Marchés prédictifs : 6 % de chances pour Optimus en 2026

Les parieurs aguerris — ou du moins l’argent qui circule sur le site de prédictions Polymarket — n’accordent à l’humanoïde Optimus de Tesla, Inc. qu’une maigre chance de 6 % d’être disponible à l’achat pour les consommateurs d’ici le 30 juin 2026. Les règles du marché sont d’une clarté impitoyable : pas de déploiements internes en usine, pas de pilotes d’entreprise limités, juste un robot publiquement disponible avec un bouton “acheter” fonctionnel. Ce mince filet de confiance fait fi d’une opération de fabrication qui se prépare à monter au front.

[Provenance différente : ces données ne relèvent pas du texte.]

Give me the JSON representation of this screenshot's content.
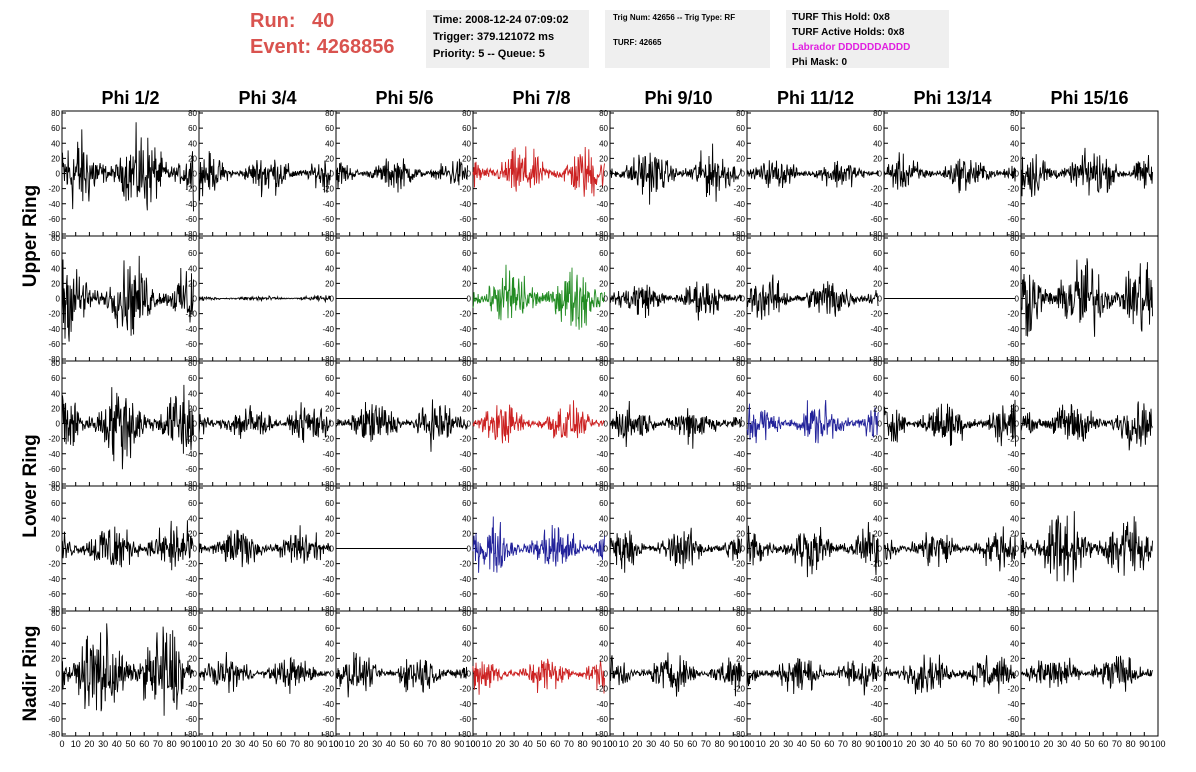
{
  "run": {
    "label": "Run:",
    "value": "40"
  },
  "event": {
    "label": "Event:",
    "value": "4268856"
  },
  "time_box": {
    "time": "Time: 2008-12-24 07:09:02",
    "trigger": "Trigger: 379.121072 ms",
    "priority": "Priority: 5 -- Queue: 5"
  },
  "trig_box": {
    "trig": "Trig Num: 42656 -- Trig Type: RF",
    "turf": "TURF: 42665"
  },
  "turf_box": {
    "this_hold": "TURF This Hold: 0x8",
    "active_holds": "TURF Active Holds: 0x8",
    "labrador": "Labrador DDDDDDADDD",
    "phi_mask": "Phi Mask: 0"
  },
  "colors": {
    "header_red": "#d9534f",
    "magenta": "#e020e0",
    "panel_bg": "#efefef"
  },
  "chart_data": {
    "type": "line",
    "columns": [
      "Phi 1/2",
      "Phi 3/4",
      "Phi 5/6",
      "Phi 7/8",
      "Phi 9/10",
      "Phi 11/12",
      "Phi 13/14",
      "Phi 15/16"
    ],
    "ring_labels": [
      {
        "label": "Upper Ring",
        "rows": [
          0,
          1
        ]
      },
      {
        "label": "Lower Ring",
        "rows": [
          2,
          3
        ]
      },
      {
        "label": "Nadir Ring",
        "rows": [
          4
        ]
      }
    ],
    "ylim": [
      -80,
      80
    ],
    "yticks": [
      -80,
      -60,
      -40,
      -20,
      0,
      20,
      40,
      60,
      80
    ],
    "xlim": [
      0,
      100
    ],
    "xticks": [
      0,
      10,
      20,
      30,
      40,
      50,
      60,
      70,
      80,
      90,
      100
    ],
    "waveform_x_range": [
      0,
      96
    ],
    "rows": [
      [
        {
          "color": "#000000",
          "amp": 28
        },
        {
          "color": "#000000",
          "amp": 14
        },
        {
          "color": "#000000",
          "amp": 11
        },
        {
          "color": "#cc2222",
          "amp": 18
        },
        {
          "color": "#000000",
          "amp": 17
        },
        {
          "color": "#000000",
          "amp": 10
        },
        {
          "color": "#000000",
          "amp": 12
        },
        {
          "color": "#000000",
          "amp": 17
        }
      ],
      [
        {
          "color": "#000000",
          "amp": 26
        },
        {
          "color": "#000000",
          "amp": 2
        },
        {
          "color": "#000000",
          "amp": 0
        },
        {
          "color": "#228b22",
          "amp": 22
        },
        {
          "color": "#000000",
          "amp": 13
        },
        {
          "color": "#000000",
          "amp": 15
        },
        {
          "color": "#000000",
          "amp": 0
        },
        {
          "color": "#000000",
          "amp": 30
        }
      ],
      [
        {
          "color": "#000000",
          "amp": 28
        },
        {
          "color": "#000000",
          "amp": 14
        },
        {
          "color": "#000000",
          "amp": 16
        },
        {
          "color": "#cc2222",
          "amp": 14
        },
        {
          "color": "#000000",
          "amp": 14
        },
        {
          "color": "#22229a",
          "amp": 15
        },
        {
          "color": "#000000",
          "amp": 16
        },
        {
          "color": "#000000",
          "amp": 16
        }
      ],
      [
        {
          "color": "#000000",
          "amp": 20
        },
        {
          "color": "#000000",
          "amp": 14
        },
        {
          "color": "#000000",
          "amp": 0
        },
        {
          "color": "#22229a",
          "amp": 18
        },
        {
          "color": "#000000",
          "amp": 14
        },
        {
          "color": "#000000",
          "amp": 16
        },
        {
          "color": "#000000",
          "amp": 14
        },
        {
          "color": "#000000",
          "amp": 26
        }
      ],
      [
        {
          "color": "#000000",
          "amp": 35
        },
        {
          "color": "#000000",
          "amp": 12
        },
        {
          "color": "#000000",
          "amp": 14
        },
        {
          "color": "#cc2222",
          "amp": 13
        },
        {
          "color": "#000000",
          "amp": 14
        },
        {
          "color": "#000000",
          "amp": 14
        },
        {
          "color": "#000000",
          "amp": 14
        },
        {
          "color": "#000000",
          "amp": 14
        }
      ]
    ]
  }
}
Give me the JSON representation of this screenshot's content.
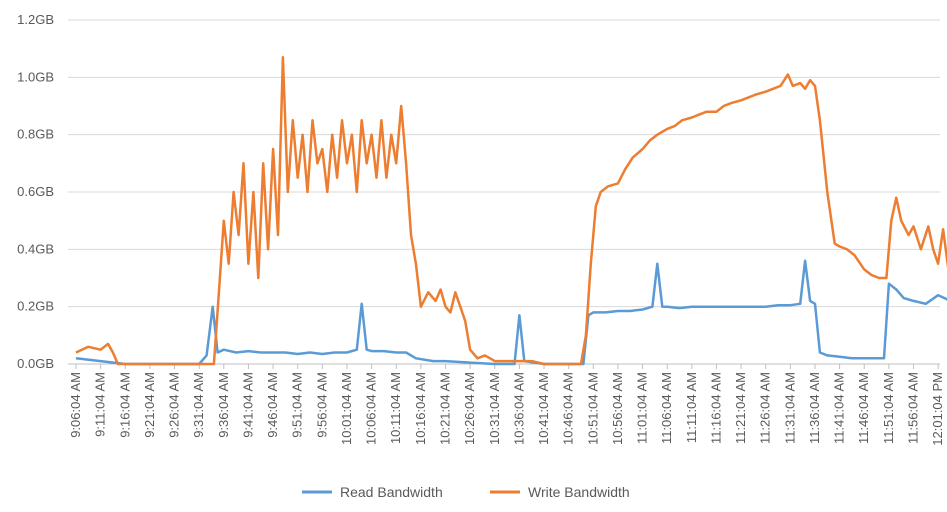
{
  "chart_data": {
    "type": "line",
    "title": "",
    "xlabel": "",
    "ylabel": "",
    "ylim": [
      0,
      1.2
    ],
    "y_ticks": [
      "0.0GB",
      "0.2GB",
      "0.4GB",
      "0.6GB",
      "0.8GB",
      "1.0GB",
      "1.2GB"
    ],
    "grid": true,
    "legend_position": "bottom",
    "categories": [
      "9:06:04 AM",
      "9:11:04 AM",
      "9:16:04 AM",
      "9:21:04 AM",
      "9:26:04 AM",
      "9:31:04 AM",
      "9:36:04 AM",
      "9:41:04 AM",
      "9:46:04 AM",
      "9:51:04 AM",
      "9:56:04 AM",
      "10:01:04 AM",
      "10:06:04 AM",
      "10:11:04 AM",
      "10:16:04 AM",
      "10:21:04 AM",
      "10:26:04 AM",
      "10:31:04 AM",
      "10:36:04 AM",
      "10:41:04 AM",
      "10:46:04 AM",
      "10:51:04 AM",
      "10:56:04 AM",
      "11:01:04 AM",
      "11:06:04 AM",
      "11:11:04 AM",
      "11:16:04 AM",
      "11:21:04 AM",
      "11:26:04 AM",
      "11:31:04 AM",
      "11:36:04 AM",
      "11:41:04 AM",
      "11:46:04 AM",
      "11:51:04 AM",
      "11:56:04 AM",
      "12:01:04 PM"
    ],
    "series": [
      {
        "name": "Read Bandwidth",
        "color": "#5b9bd5",
        "points": [
          [
            0,
            0.02
          ],
          [
            1,
            0.01
          ],
          [
            2,
            0.0
          ],
          [
            3,
            0.0
          ],
          [
            4,
            0.0
          ],
          [
            5,
            0.0
          ],
          [
            5.3,
            0.03
          ],
          [
            5.55,
            0.2
          ],
          [
            5.75,
            0.04
          ],
          [
            6,
            0.05
          ],
          [
            6.5,
            0.04
          ],
          [
            7,
            0.045
          ],
          [
            7.5,
            0.04
          ],
          [
            8,
            0.04
          ],
          [
            8.5,
            0.04
          ],
          [
            9,
            0.035
          ],
          [
            9.5,
            0.04
          ],
          [
            10,
            0.035
          ],
          [
            10.5,
            0.04
          ],
          [
            11,
            0.04
          ],
          [
            11.4,
            0.05
          ],
          [
            11.6,
            0.21
          ],
          [
            11.8,
            0.05
          ],
          [
            12,
            0.045
          ],
          [
            12.5,
            0.045
          ],
          [
            13,
            0.04
          ],
          [
            13.4,
            0.04
          ],
          [
            13.8,
            0.02
          ],
          [
            14.5,
            0.01
          ],
          [
            15,
            0.01
          ],
          [
            16,
            0.005
          ],
          [
            17,
            0.0
          ],
          [
            17.8,
            0.0
          ],
          [
            18.0,
            0.17
          ],
          [
            18.2,
            0.01
          ],
          [
            19,
            0.0
          ],
          [
            20,
            0.0
          ],
          [
            20.6,
            0.0
          ],
          [
            20.8,
            0.17
          ],
          [
            21,
            0.18
          ],
          [
            21.5,
            0.18
          ],
          [
            22,
            0.185
          ],
          [
            22.5,
            0.185
          ],
          [
            23,
            0.19
          ],
          [
            23.4,
            0.2
          ],
          [
            23.6,
            0.35
          ],
          [
            23.8,
            0.2
          ],
          [
            24,
            0.2
          ],
          [
            24.5,
            0.195
          ],
          [
            25,
            0.2
          ],
          [
            25.5,
            0.2
          ],
          [
            26,
            0.2
          ],
          [
            26.5,
            0.2
          ],
          [
            27,
            0.2
          ],
          [
            27.5,
            0.2
          ],
          [
            28,
            0.2
          ],
          [
            28.5,
            0.205
          ],
          [
            29,
            0.205
          ],
          [
            29.4,
            0.21
          ],
          [
            29.6,
            0.36
          ],
          [
            29.8,
            0.22
          ],
          [
            30.0,
            0.21
          ],
          [
            30.2,
            0.04
          ],
          [
            30.5,
            0.03
          ],
          [
            31,
            0.025
          ],
          [
            31.5,
            0.02
          ],
          [
            32,
            0.02
          ],
          [
            32.5,
            0.02
          ],
          [
            32.8,
            0.02
          ],
          [
            33.0,
            0.28
          ],
          [
            33.3,
            0.26
          ],
          [
            33.6,
            0.23
          ],
          [
            34,
            0.22
          ],
          [
            34.5,
            0.21
          ],
          [
            35,
            0.24
          ],
          [
            35.5,
            0.22
          ],
          [
            35.8,
            0.27
          ],
          [
            36,
            0.27
          ]
        ]
      },
      {
        "name": "Write Bandwidth",
        "color": "#ed7d31",
        "points": [
          [
            0,
            0.04
          ],
          [
            0.5,
            0.06
          ],
          [
            1,
            0.05
          ],
          [
            1.3,
            0.07
          ],
          [
            1.5,
            0.04
          ],
          [
            1.7,
            0.0
          ],
          [
            2,
            0.0
          ],
          [
            3,
            0.0
          ],
          [
            4,
            0.0
          ],
          [
            5,
            0.0
          ],
          [
            5.6,
            0.0
          ],
          [
            5.8,
            0.25
          ],
          [
            6.0,
            0.5
          ],
          [
            6.2,
            0.35
          ],
          [
            6.4,
            0.6
          ],
          [
            6.6,
            0.45
          ],
          [
            6.8,
            0.7
          ],
          [
            7.0,
            0.35
          ],
          [
            7.2,
            0.6
          ],
          [
            7.4,
            0.3
          ],
          [
            7.6,
            0.7
          ],
          [
            7.8,
            0.4
          ],
          [
            8.0,
            0.75
          ],
          [
            8.2,
            0.45
          ],
          [
            8.4,
            1.07
          ],
          [
            8.6,
            0.6
          ],
          [
            8.8,
            0.85
          ],
          [
            9.0,
            0.65
          ],
          [
            9.2,
            0.8
          ],
          [
            9.4,
            0.6
          ],
          [
            9.6,
            0.85
          ],
          [
            9.8,
            0.7
          ],
          [
            10,
            0.75
          ],
          [
            10.2,
            0.6
          ],
          [
            10.4,
            0.8
          ],
          [
            10.6,
            0.65
          ],
          [
            10.8,
            0.85
          ],
          [
            11,
            0.7
          ],
          [
            11.2,
            0.8
          ],
          [
            11.4,
            0.6
          ],
          [
            11.6,
            0.85
          ],
          [
            11.8,
            0.7
          ],
          [
            12,
            0.8
          ],
          [
            12.2,
            0.65
          ],
          [
            12.4,
            0.85
          ],
          [
            12.6,
            0.65
          ],
          [
            12.8,
            0.8
          ],
          [
            13,
            0.7
          ],
          [
            13.2,
            0.9
          ],
          [
            13.4,
            0.7
          ],
          [
            13.6,
            0.45
          ],
          [
            13.8,
            0.35
          ],
          [
            14,
            0.2
          ],
          [
            14.3,
            0.25
          ],
          [
            14.6,
            0.22
          ],
          [
            14.8,
            0.26
          ],
          [
            15,
            0.2
          ],
          [
            15.2,
            0.18
          ],
          [
            15.4,
            0.25
          ],
          [
            15.6,
            0.2
          ],
          [
            15.8,
            0.15
          ],
          [
            16.0,
            0.05
          ],
          [
            16.3,
            0.02
          ],
          [
            16.6,
            0.03
          ],
          [
            17,
            0.01
          ],
          [
            17.5,
            0.01
          ],
          [
            18,
            0.01
          ],
          [
            18.5,
            0.01
          ],
          [
            19,
            0.0
          ],
          [
            19.5,
            0.0
          ],
          [
            20,
            0.0
          ],
          [
            20.5,
            0.0
          ],
          [
            20.7,
            0.1
          ],
          [
            20.9,
            0.35
          ],
          [
            21.1,
            0.55
          ],
          [
            21.3,
            0.6
          ],
          [
            21.6,
            0.62
          ],
          [
            22,
            0.63
          ],
          [
            22.3,
            0.68
          ],
          [
            22.6,
            0.72
          ],
          [
            23,
            0.75
          ],
          [
            23.3,
            0.78
          ],
          [
            23.6,
            0.8
          ],
          [
            24,
            0.82
          ],
          [
            24.3,
            0.83
          ],
          [
            24.6,
            0.85
          ],
          [
            25,
            0.86
          ],
          [
            25.3,
            0.87
          ],
          [
            25.6,
            0.88
          ],
          [
            26,
            0.88
          ],
          [
            26.3,
            0.9
          ],
          [
            26.6,
            0.91
          ],
          [
            27,
            0.92
          ],
          [
            27.3,
            0.93
          ],
          [
            27.6,
            0.94
          ],
          [
            28,
            0.95
          ],
          [
            28.3,
            0.96
          ],
          [
            28.6,
            0.97
          ],
          [
            28.9,
            1.01
          ],
          [
            29.1,
            0.97
          ],
          [
            29.4,
            0.98
          ],
          [
            29.6,
            0.96
          ],
          [
            29.8,
            0.99
          ],
          [
            30.0,
            0.97
          ],
          [
            30.2,
            0.85
          ],
          [
            30.5,
            0.6
          ],
          [
            30.8,
            0.42
          ],
          [
            31.0,
            0.41
          ],
          [
            31.3,
            0.4
          ],
          [
            31.6,
            0.38
          ],
          [
            32,
            0.33
          ],
          [
            32.3,
            0.31
          ],
          [
            32.6,
            0.3
          ],
          [
            32.9,
            0.3
          ],
          [
            33.1,
            0.5
          ],
          [
            33.3,
            0.58
          ],
          [
            33.5,
            0.5
          ],
          [
            33.8,
            0.45
          ],
          [
            34,
            0.48
          ],
          [
            34.3,
            0.4
          ],
          [
            34.6,
            0.48
          ],
          [
            34.8,
            0.4
          ],
          [
            35,
            0.35
          ],
          [
            35.2,
            0.47
          ],
          [
            35.4,
            0.34
          ],
          [
            35.6,
            0.3
          ],
          [
            35.8,
            0.33
          ],
          [
            36,
            0.38
          ]
        ]
      }
    ]
  }
}
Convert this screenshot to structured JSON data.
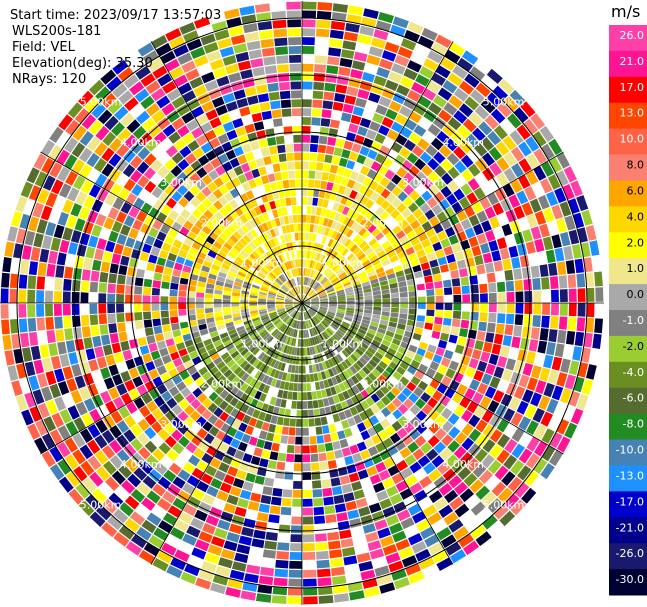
{
  "header": {
    "start_time": "Start time: 2023/09/17 13:57:03",
    "instrument": "WLS200s-181",
    "field": "Field: VEL",
    "elevation": "Elevation(deg): 35.30",
    "nrays": "NRays: 120"
  },
  "chart_data": {
    "type": "heatmap",
    "subtype": "radar-ppi",
    "field": "VEL",
    "units": "m/s",
    "n_rays": 120,
    "elevation_deg": 35.3,
    "range_rings": [
      {
        "label": "1.00km",
        "km": 1
      },
      {
        "label": "2.00km",
        "km": 2
      },
      {
        "label": "3.00km",
        "km": 3
      },
      {
        "label": "4.00km",
        "km": 4
      },
      {
        "label": "5.00km",
        "km": 5
      }
    ],
    "colorbar": {
      "unit": "m/s",
      "ticks": [
        "26.0",
        "21.0",
        "17.0",
        "13.0",
        "10.0",
        "8.0",
        "6.0",
        "4.0",
        "2.0",
        "1.0",
        "0.0",
        "-1.0",
        "-2.0",
        "-4.0",
        "-6.0",
        "-8.0",
        "-10.0",
        "-13.0",
        "-17.0",
        "-21.0",
        "-26.0",
        "-30.0"
      ],
      "colors": [
        "#ff3fa8",
        "#ff1493",
        "#ff0000",
        "#ff4500",
        "#ff6347",
        "#fa8072",
        "#ffa500",
        "#ffd700",
        "#ffff00",
        "#f0e68c",
        "#a9a9a9",
        "#808080",
        "#9acd32",
        "#6b8e23",
        "#556b2f",
        "#228b22",
        "#4682b4",
        "#1e90ff",
        "#0000cd",
        "#00008b",
        "#191970",
        "#000033"
      ]
    },
    "inner_pattern": {
      "north_half": "positive (yellow/orange, ~2-6 m/s)",
      "south_half": "negative (olive/green, ~-2 to -6 m/s)",
      "edge": "noise (random colors) beyond ~2 km"
    }
  }
}
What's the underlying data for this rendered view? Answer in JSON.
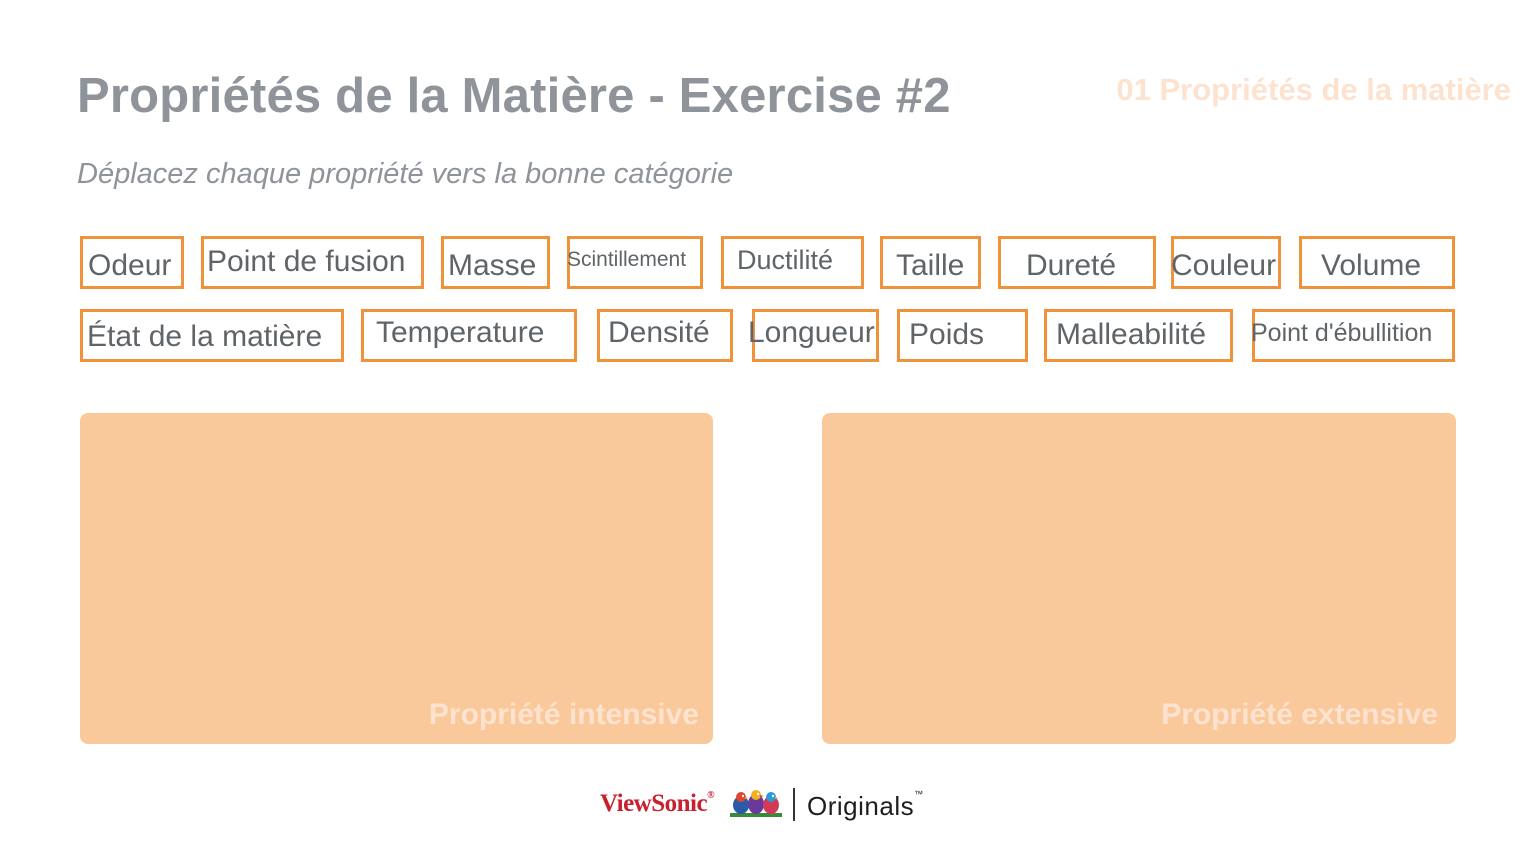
{
  "header": {
    "title": "Propriétés de la Matière - Exercise #2",
    "topic": "01 Propriétés de la matière",
    "instruction": "Déplacez chaque propriété vers la bonne catégorie"
  },
  "cards": [
    {
      "label": "Odeur"
    },
    {
      "label": "Point de fusion"
    },
    {
      "label": "Masse"
    },
    {
      "label": "Scintillement"
    },
    {
      "label": "Ductilité"
    },
    {
      "label": "Taille"
    },
    {
      "label": "Dureté"
    },
    {
      "label": "Couleur"
    },
    {
      "label": "Volume"
    },
    {
      "label": "État de la matière"
    },
    {
      "label": "Temperature"
    },
    {
      "label": "Densité"
    },
    {
      "label": "Longueur"
    },
    {
      "label": "Poids"
    },
    {
      "label": "Malleabilité"
    },
    {
      "label": "Point d'ébullition"
    }
  ],
  "zones": {
    "intensive": "Propriété intensive",
    "extensive": "Propriété extensive"
  },
  "footer": {
    "brand": "ViewSonic",
    "brand_mark": "®",
    "product": "Originals",
    "trademark": "™"
  },
  "colors": {
    "card_border": "#f0923a",
    "zone_fill": "#f9c99b",
    "text_gray": "#8e9499",
    "brand_red": "#c8202f"
  }
}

Le battage médiatique a atteint son paroxysme en octobre 2025, avec des rumeurs généralisées d’une commande colossale de 685 millions de dollars (soit environ 637 millions d’euros, histoire de parler le langage de l’Europe) pour des actionneurs linéaires passée auprès du fournisseur chinois Sanhua Intelligent Controls — un accord supposément suffisant pour assembler 180 000 robots. La nouvelle a fait bondir le cours de l’action de Sanhua et suggérait que la conception V3 du robot était finalisée et prête pour la production de masse. Il n’y avait qu’un petit accroc dans cette histoire à succès : Sanhua l’a officiellement démentie, publiant une déclaration selon laquelle elle n’avait aucune information matérielle à divulguer.

Bien que cette rumeur spécifique ait été écrasée, l’activité sous-jacente est bien réelle. Dans sa mise à jour du troisième trimestre 2025, Tesla a confirmé que les “lignes de production de première génération pour Optimus sont en cours d’installation en prévision d’une production en volume”. Le PDG Elon Musk a également laissé entrevoir le dévoilement d’un prototype Optimus V3 “assez remarquable” pour le premier trimestre 2026, une machine qui, selon lui, aura l’air si vraie “qu’il faudra la pincer pour savoir que c’est un robot”.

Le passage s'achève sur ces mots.